19. Jun 2024

Solum: Robotic sorting provides up to 90% clean waste fractions for recycling

Solum was founded in 1986 by farmer Christian Christensen, focusing on soil types and soil improvement. Today, sales of soil products account for two-thirds of the company’s turnover. In addition, Solum A/S is involved in sorting building materials and waste. The company has invested in the country’s first robot for sorting construction waste, which can achieve up to 90% purity in sorted fractions. Development Director Anne Dorthe Fethers is currently testing the robot and the system with support from Clean, among others.

Today, building waste is sorted using an excavator and handled manually. The excavator employee selects what can be seen with the naked eye, resulting in a recycling rate of around 10% of the total mass. This is very low compared to Denmark’s target of 70% recycling or material recovery of construction and demolition waste. That’s why Solum has invested in an automatic robot system that can scan the waste and sort it into eight fractions with a purity level of up to 90%.


The cleaner the fractions, the higher the price you can get when we send it for recycling – Anne Dorthe, Development Director, Solum A/S


Solum is currently optimizing their robotic system with funding from, amongst others, Clean – Denmark’s Water and Environment Cluster – through a knowledge bridge project. In collaboration with DTU, they are comparing the sorting of construction waste done traditionally with excavators and manual handling with the new robot sorting. The project aims to gain deeper insight into the composition of mixed construction waste and to collect data that shows how much more efficient robotic sorting is compared to traditional sorting. This data will be used to optimize the sorting process to achieve higher recycling rates.

Read more about the project here. 


1 container instead of 10

Today, the Statutory Order on Waste requires construction sites to sort waste into up to 10 fractions. However, there are two exceptions: sorting is not required if the amount of waste is less than one ton. However, most containers on construction sites weigh more than one ton and, therefore, cannot benefit from this exception. Alternatively, you can document that the contents of the container can be recycled before it is sent for sorting. This is what Solum is working to achieve so that construction sites can make do with one container instead of 10.

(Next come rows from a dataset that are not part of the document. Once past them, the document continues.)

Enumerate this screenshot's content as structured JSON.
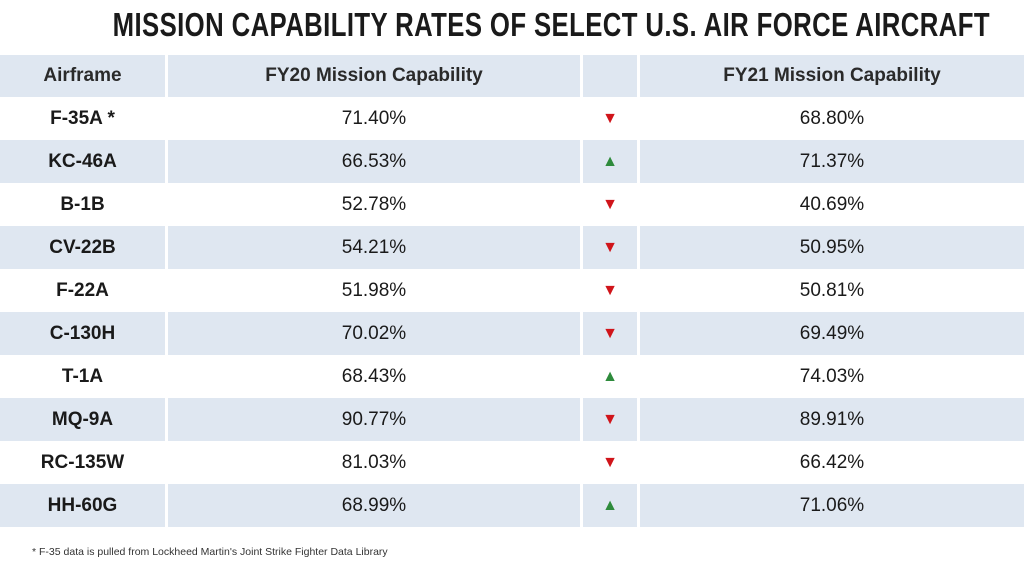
{
  "title": "MISSION CAPABILITY RATES OF SELECT U.S. AIR FORCE AIRCRAFT",
  "table": {
    "headers": [
      "Airframe",
      "FY20 Mission Capability",
      "FY21 Mission Capability"
    ],
    "rows": [
      [
        "F-35A *",
        "71.40%",
        "68.80%"
      ],
      [
        "KC-46A",
        "66.53%",
        "71.37%"
      ],
      [
        "B-1B",
        "52.78%",
        "40.69%"
      ],
      [
        "CV-22B",
        "54.21%",
        "50.95%"
      ],
      [
        "F-22A",
        "51.98%",
        "50.81%"
      ],
      [
        "C-130H",
        "70.02%",
        "69.49%"
      ],
      [
        "T-1A",
        "68.43%",
        "74.03%"
      ],
      [
        "MQ-9A",
        "90.77%",
        "89.91%"
      ],
      [
        "RC-135W",
        "81.03%",
        "66.42%"
      ],
      [
        "HH-60G",
        "68.99%",
        "71.06%"
      ]
    ]
  },
  "footnote": "* F-35 data is pulled from Lockheed Martin's Joint Strike Fighter Data Library"
}
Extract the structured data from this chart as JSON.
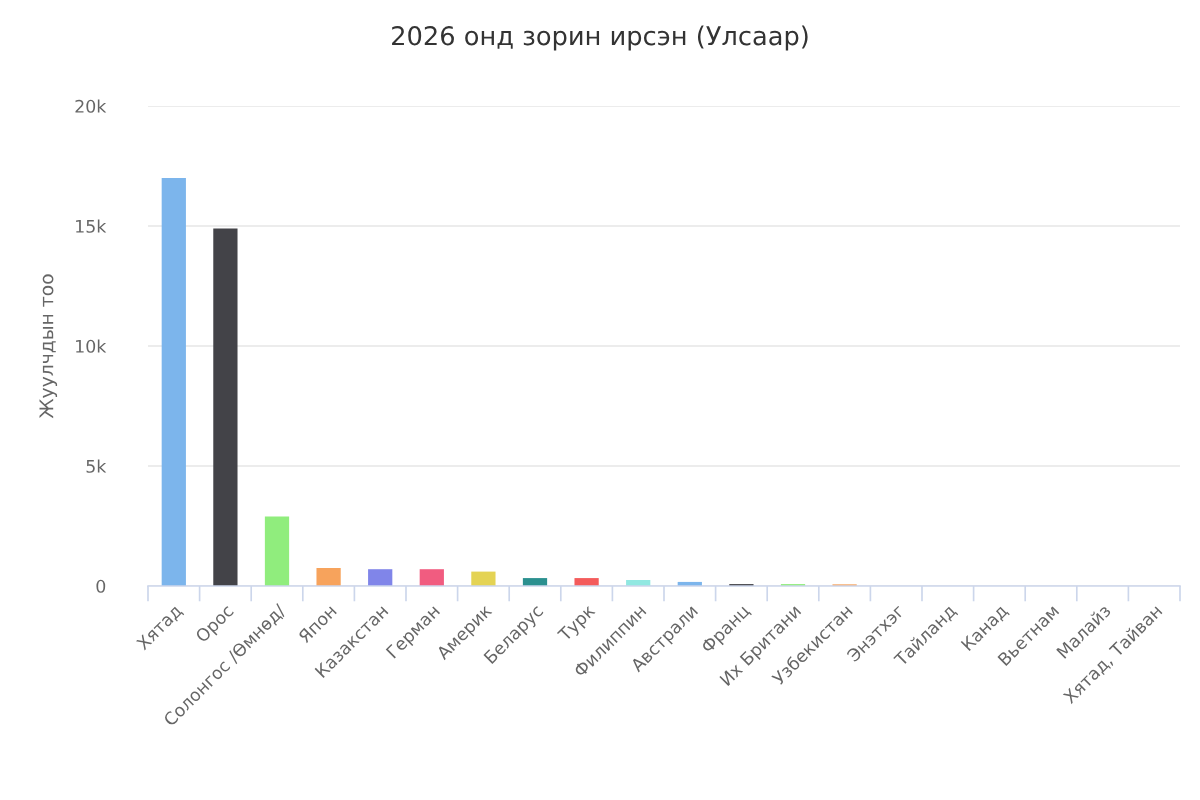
{
  "chart_data": {
    "type": "bar",
    "title": "2026 онд зорин ирсэн (Улсаар)",
    "ylabel": "Жуулчдын тоо",
    "categories": [
      "Хятад",
      "Орос",
      "Солонгос /Өмнөд/",
      "Япон",
      "Казакстан",
      "Герман",
      "Америк",
      "Беларус",
      "Турк",
      "Филиппин",
      "Австрали",
      "Франц",
      "Их Британи",
      "Узбекистан",
      "Энэтхэг",
      "Тайланд",
      "Канад",
      "Вьетнам",
      "Малайз",
      "Хятад, Тайван"
    ],
    "values": [
      17000,
      14900,
      2900,
      750,
      700,
      700,
      600,
      330,
      330,
      250,
      170,
      80,
      80,
      70,
      0,
      0,
      0,
      0,
      0,
      0
    ],
    "colors": [
      "#7cb5ec",
      "#434348",
      "#90ed7d",
      "#f7a35c",
      "#8085e9",
      "#f15c80",
      "#e4d354",
      "#2b908f",
      "#f45b5b",
      "#91e8e1",
      "#7cb5ec",
      "#434348",
      "#90ed7d",
      "#f7a35c",
      "#8085e9",
      "#f15c80",
      "#e4d354",
      "#2b908f",
      "#f45b5b",
      "#91e8e1"
    ],
    "ylim": [
      0,
      20000
    ],
    "yticks": [
      0,
      {
        "value": 5000,
        "label": "5k"
      },
      {
        "value": 10000,
        "label": "10k"
      },
      {
        "value": 15000,
        "label": "15k"
      },
      {
        "value": 20000,
        "label": "20k"
      }
    ],
    "grid": "y"
  }
}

If you can document that the contents of a container can be recycled, you can get permission to send it for sorting at a sorting-approved facility, but how do you report it? That’s the problem today! – Anne Dorthe, Development Director, Solum A/S


Solum and Anne Dorthe know that construction site artisans work fast, and space can be tight, especially in urban areas. Having 10 containers is not always an option. That’s why Solum is working on a solution that can document the contents of one container, using AI and a camera that can tell if something wrong goes in. We Build Denmark is a solution and project supported by funds from the construction cluster. The solution can document the contents and save on the number of containers, as everything can go into one container instead of 10.


The container’s contents, which are also documented, can then be sent to the robot system and sorted into clean fractions more easily and simply. In this way, the projects from the clusters help each other, as data and knowledge from the knowledge bridge project can be used in the other project and vice versa.


Data and knowledge is everything.

Solum’s upcoming solution will help the construction industry become better at sorting. Data and knowledge about the materials can create new value chains that support Denmark’s ambitions for higher material utilization. Solum has already collaborated with WOHN to create a new value chain collaboration around 3D-printed houses using sorted construction waste. Therefore, Solum A/S and Anne Dorthe Fethers are also happy about their membership in Clean, where they have received funding to test their solution and gain even more knowledge.


If we don’t have data, we can’t improve our solution – The information that the knowledge bridge project gives us is essential, as it can tell us how much better robotic sorting is than manual/traditional sorting – Anne Dorthe, Development Director, Solum A/S.